General Legal M&A introduction when buying a Hungarian business

It is important for the parties involved in a transaction to agree on the structure of the acquisition and the relevant assets included in the scope, before the commencement of any negotiation process. Important to know is whether the transaction relates to an asset-deal or a share-deal. In a share deal it is important if the acquisition involves the transfer of part or all of the share capital of the target or whether the acquisition involves the merger of two or more entities. Main documents that are being used are the LOU (Letter of Understanding) and the SPA (Share Purchase Agreement). In this sense legal aspects in Hungary don’t differ that much from global practise. The LOU type that is most common to be used is a binding format which means that the Letter of Understanding has binding legal consequences.

Legal contents around the LOU

A typical LOU (Letter of Understanding) in Hungary will normally involve the following terms and conditions:

  • Names of the acquirer, seller and target company
  • Structure of the transaction
  • Purchase price or issue price in case of capital injection and basic assumptions regarding the valuation (cash free – debt free etc.)
  • Mechanism of payment of the purchase price and escrow mechanism if any
  • Conditions precedent of the acquirer and seller if any, conditions precedent specific to the transaction (such regulatory approvals etc.)
  • Process forward and outline of steps (financial, legal, technical due diligence, approvals of the corporate bodies of the entities etc.) and provisions related to access of company records
  • Conduct of target’s business for the period between signing of the LOU and signing of the SPA (Share Purchase Agreement)

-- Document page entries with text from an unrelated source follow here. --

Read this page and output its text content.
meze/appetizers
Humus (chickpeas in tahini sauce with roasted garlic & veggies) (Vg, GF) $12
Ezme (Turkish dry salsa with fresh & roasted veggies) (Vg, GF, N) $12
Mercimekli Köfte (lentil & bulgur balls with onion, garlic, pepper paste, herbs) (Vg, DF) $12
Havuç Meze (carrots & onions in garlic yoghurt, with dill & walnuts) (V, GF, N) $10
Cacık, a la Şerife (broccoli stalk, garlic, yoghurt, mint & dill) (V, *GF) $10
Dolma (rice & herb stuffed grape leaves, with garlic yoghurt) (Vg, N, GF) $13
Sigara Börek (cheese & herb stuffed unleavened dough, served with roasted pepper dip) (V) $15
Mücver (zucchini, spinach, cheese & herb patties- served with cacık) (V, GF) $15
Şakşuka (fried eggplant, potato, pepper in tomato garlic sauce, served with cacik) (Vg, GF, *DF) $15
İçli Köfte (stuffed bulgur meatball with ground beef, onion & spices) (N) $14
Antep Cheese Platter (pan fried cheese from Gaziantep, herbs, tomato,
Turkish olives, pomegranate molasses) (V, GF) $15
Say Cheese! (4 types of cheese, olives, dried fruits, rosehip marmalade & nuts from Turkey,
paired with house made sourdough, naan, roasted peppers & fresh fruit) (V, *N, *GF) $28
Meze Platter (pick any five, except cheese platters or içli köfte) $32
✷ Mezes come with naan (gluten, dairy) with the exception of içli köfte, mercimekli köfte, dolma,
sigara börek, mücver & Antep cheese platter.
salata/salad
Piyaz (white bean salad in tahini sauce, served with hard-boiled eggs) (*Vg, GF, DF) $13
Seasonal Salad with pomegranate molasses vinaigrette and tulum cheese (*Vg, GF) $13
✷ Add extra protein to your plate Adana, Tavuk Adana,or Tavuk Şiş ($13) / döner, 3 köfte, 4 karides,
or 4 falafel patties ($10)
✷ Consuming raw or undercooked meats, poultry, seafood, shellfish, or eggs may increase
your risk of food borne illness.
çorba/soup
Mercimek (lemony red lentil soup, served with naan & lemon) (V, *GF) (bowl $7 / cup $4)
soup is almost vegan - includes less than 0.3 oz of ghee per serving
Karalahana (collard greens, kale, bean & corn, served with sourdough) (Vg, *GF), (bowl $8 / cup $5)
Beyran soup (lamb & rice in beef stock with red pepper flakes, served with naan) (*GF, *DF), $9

Legal M&A regulations in Hungary

 As member of the European Union, Hungary can offer a broad scale of subsidies. An investment of a large enterprise – depending on the location – can be entitled to receive state subsidies of up to 50% of the eligible costs of the investment.

The legal basis for all investment subsidies within Hungary is provided by common legal framework of the European Union. The following maximum regional subsidy intensity ratios have been set by the European Commission.

For domestic and foreign businesses alike, the corporate tax base is the earnings before taxation modified by the items identified in Act LXXXI of 1996 on corporate tax (hereinafter Corporate Tax Act). The corporate tax is 10 percent of the positive tax base up to HUF 500 million, and 19 percent of the remaining portion of the tax base.  Local taxes are levied by the municipalities at their own discretion.

The general VAT rate is 27 percent. In addition to the general tax rate, two lower rates are defined by the law at 5 and 18 percent. The 5 percent tax rate applies to, among others, medicine, healthcare equipment, books, e-books, periodicals and district heating. The 18 percent tax rate applies to milk and dairy products and products made using corn, flour and milk, as well as commercial accommodation services.

Depending on the type, status and activity field of the relevant target and structure of the transaction, additional legislation and regulatory requirements might need to be taken into consideration during a M&A deal. For companies operating in different strategic fields, additional regulatory approvals and authorizations may be needed.